Detto in poche parole deve stare nella fase esponenziale delle curve dei tuoi amplificati, però non è facile trovare il punto dove vada bene per tutte le curve. Il modo migliore per vederlo visivamente è visualizzare le curve in modalità logaritmica e mettere la soglia nella parte "retta" delle curve, dovresti anche vedere che le curve siano abbastanza parallele tra loro.
Però prima di impostare la soglia devi controllare che la baseline sia adeguata, lo strumento (credo lo faccia anche il tuo) sceglie una baseline tra 3-15 cicli, ma dovresti vedere a che ciclo si amplifica il campione più espresso, una baseline ideale è circa 2 cicli prima rispetto all'amplificazione del tuo campione più espresso, questo vuol dire che se hai ad es. un campione che esce al 13 ciclo, non va bene come baseline e devi cambiarla manualmente.
Stabilita la baseline, la soglia deve essere almeno 10 deviazioni standard superiore rispetto alla baseline, in genere la macchina te ne imposta una in automatico calcolando 10 deviazioni standard sopra la baseline. Quindi se questa è impostata correttamente in genere va abbastanza bene. Se devi spostarla a mano tieni in considerazione quanto detto sopra:
- deve essere 10 deviazioni standard sopra la baseline
- deve essere nella fase esponenziale (lineare in modalità logaritmica)
un altro criterio che ci può applicare, fermi restando i precedenti, è quello di guardare che nel punto dove si mete la soglia la ripetibilità dei replicati sia massima.
Comunque non puoi impostarla così "a caso" ad es.
Citazione:
Per esempio se imposto il threshold al valore di 0.3 alcuni campioni risultano negativi se abbasso il threshold anche a 0.1 ecco che gli stessi campioni risultano positivi seppur a valori di Ct alti.

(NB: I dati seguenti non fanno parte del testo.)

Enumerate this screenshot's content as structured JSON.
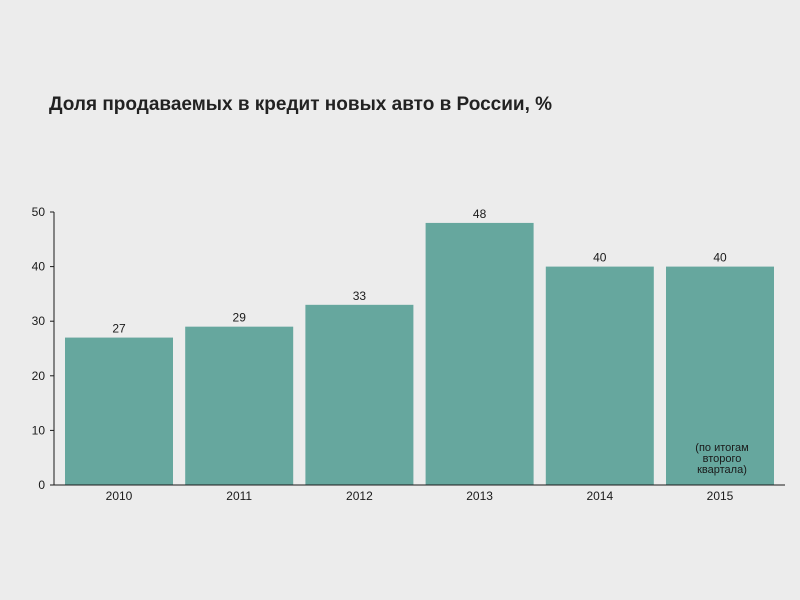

non ha alcun senso! Non importano i numeri 0.3 o 0.1, che variano da esperimento a esperimento ed estrapolati dal loro contesto (cioè come sono le curve) non hanno alcun significato, ma bisogna considerare le cose che ti ho scritto prima.
Nel caso avessi dei problemi potresti provare a sentire il supporto tecnico Applied e vedere se ti mandano, o se ti fanno almeno parlare con uno specialist.
Spero di essere stata abbastanza chiara vista l'ora!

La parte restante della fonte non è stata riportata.